🔍 The Challenge — Missing Covariates Are Everywhere
Datasets built from text, images, merged surveys, and voter files often lack key covariates because those features are latent (for example, sentiment in text) or simply not collected (for example, race in voter files).
⚠️ A Common Shortcut — And Why It Fails
A widespread approach is to hand-label the true covariate for a subset of observations, train a machine learning model to predict that covariate for the remainder, and then plug those predictions into regressions. Doing so without accounting for prediction error leads to biased, inconsistent, and overconfident inference.
🛠️ A Practical Fix That Restores Validity
This work characterizes how severe the problems from prediction error can be and describes a procedure that avoids these inconsistencies under comparatively general assumptions.

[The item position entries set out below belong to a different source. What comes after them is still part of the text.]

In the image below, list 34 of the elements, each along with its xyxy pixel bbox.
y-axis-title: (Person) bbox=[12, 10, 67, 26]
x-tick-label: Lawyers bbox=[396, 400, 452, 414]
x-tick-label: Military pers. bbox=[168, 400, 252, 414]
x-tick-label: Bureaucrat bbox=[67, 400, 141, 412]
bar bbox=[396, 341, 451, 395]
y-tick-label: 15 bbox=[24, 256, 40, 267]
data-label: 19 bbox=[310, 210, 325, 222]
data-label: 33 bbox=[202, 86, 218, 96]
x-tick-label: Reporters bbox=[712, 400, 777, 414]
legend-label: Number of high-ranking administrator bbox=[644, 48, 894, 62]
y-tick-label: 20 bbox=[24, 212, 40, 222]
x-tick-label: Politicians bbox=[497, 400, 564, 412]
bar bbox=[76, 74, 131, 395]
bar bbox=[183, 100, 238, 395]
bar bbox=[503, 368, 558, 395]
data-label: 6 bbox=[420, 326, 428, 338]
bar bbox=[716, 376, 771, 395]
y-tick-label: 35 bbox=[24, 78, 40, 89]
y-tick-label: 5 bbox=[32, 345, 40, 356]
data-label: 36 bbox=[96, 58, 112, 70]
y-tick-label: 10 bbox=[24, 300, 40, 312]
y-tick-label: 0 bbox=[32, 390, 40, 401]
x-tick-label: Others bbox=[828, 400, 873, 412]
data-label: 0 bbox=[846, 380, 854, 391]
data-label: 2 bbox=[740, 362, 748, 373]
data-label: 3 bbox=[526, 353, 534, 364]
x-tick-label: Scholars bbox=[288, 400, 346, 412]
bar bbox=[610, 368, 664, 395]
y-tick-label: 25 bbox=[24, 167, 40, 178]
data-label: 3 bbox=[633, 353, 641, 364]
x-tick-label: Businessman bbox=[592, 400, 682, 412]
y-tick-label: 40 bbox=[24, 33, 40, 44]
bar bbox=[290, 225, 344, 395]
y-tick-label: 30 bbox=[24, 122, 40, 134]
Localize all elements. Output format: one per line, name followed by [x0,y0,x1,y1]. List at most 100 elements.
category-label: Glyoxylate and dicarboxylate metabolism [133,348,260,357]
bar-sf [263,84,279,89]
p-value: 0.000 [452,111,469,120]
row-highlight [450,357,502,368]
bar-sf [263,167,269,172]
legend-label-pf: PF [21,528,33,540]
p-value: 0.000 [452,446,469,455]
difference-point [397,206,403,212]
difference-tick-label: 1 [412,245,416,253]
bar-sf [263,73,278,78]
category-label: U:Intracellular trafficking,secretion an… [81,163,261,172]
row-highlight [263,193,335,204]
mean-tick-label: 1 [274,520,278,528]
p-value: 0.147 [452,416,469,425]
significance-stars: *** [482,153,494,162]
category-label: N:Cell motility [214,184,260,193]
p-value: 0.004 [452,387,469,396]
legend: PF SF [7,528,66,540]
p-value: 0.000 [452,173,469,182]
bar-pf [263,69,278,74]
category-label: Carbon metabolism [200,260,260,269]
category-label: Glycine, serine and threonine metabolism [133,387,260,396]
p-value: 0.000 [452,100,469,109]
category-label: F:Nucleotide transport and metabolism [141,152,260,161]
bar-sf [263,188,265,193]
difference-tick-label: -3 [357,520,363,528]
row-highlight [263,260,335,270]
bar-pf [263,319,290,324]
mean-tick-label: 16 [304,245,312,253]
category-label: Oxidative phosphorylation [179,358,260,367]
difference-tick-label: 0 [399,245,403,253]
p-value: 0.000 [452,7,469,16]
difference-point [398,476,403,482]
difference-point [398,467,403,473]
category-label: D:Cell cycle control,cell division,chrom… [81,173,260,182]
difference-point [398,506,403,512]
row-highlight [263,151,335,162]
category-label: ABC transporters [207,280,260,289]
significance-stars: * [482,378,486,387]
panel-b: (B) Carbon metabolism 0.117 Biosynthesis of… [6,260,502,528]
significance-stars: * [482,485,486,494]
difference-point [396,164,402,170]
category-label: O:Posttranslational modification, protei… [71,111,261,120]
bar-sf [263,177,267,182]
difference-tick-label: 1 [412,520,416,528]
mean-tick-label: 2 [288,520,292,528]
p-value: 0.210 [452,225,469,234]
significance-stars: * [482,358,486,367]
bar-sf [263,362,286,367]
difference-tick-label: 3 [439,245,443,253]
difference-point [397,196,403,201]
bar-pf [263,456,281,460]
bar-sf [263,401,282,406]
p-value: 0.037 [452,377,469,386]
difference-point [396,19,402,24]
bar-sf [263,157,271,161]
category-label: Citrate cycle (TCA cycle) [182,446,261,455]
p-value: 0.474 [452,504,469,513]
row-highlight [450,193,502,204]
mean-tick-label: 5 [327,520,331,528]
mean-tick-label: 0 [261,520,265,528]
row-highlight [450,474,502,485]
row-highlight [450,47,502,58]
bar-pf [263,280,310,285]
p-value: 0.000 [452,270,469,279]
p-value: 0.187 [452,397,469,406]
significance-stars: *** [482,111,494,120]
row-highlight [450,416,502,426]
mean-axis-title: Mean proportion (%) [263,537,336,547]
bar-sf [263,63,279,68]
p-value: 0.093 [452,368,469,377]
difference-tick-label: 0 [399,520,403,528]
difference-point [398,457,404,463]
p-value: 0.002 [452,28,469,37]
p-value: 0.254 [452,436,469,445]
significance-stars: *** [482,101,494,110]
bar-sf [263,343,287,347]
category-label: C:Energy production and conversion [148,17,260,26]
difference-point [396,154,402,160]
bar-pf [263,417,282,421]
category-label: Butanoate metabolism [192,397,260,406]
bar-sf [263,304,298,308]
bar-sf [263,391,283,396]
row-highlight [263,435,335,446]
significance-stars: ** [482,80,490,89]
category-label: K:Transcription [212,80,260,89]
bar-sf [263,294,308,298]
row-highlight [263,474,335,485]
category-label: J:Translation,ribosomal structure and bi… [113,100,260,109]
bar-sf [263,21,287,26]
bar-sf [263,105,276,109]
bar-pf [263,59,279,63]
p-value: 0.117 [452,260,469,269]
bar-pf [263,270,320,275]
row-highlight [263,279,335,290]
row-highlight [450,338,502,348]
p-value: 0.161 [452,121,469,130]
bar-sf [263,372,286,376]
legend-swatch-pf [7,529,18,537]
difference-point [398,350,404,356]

Key features:
- Explicitly accounts for prediction error when using predicted covariates in regressions
- Produces consistent estimates and honest uncertainty quantification under broad conditions
🔬 How the Method Is Evaluated
Performance is demonstrated through:
- Simulation studies that evaluate estimator behavior across scenarios
- An applied study of hostile political dialogue on the Internet that tests real-world performance
💾 Tools for Applied Researchers
Software implementing the proposed approach is provided to facilitate adoption.
📈 Why It Matters
When machine learning is used to impute missing covariates across text, images, merged surveys, or voter files, naive plug-in of predictions into regressions can produce misleading results. The proposed procedure enables valid effect estimation and accurate uncertainty reporting in such settings.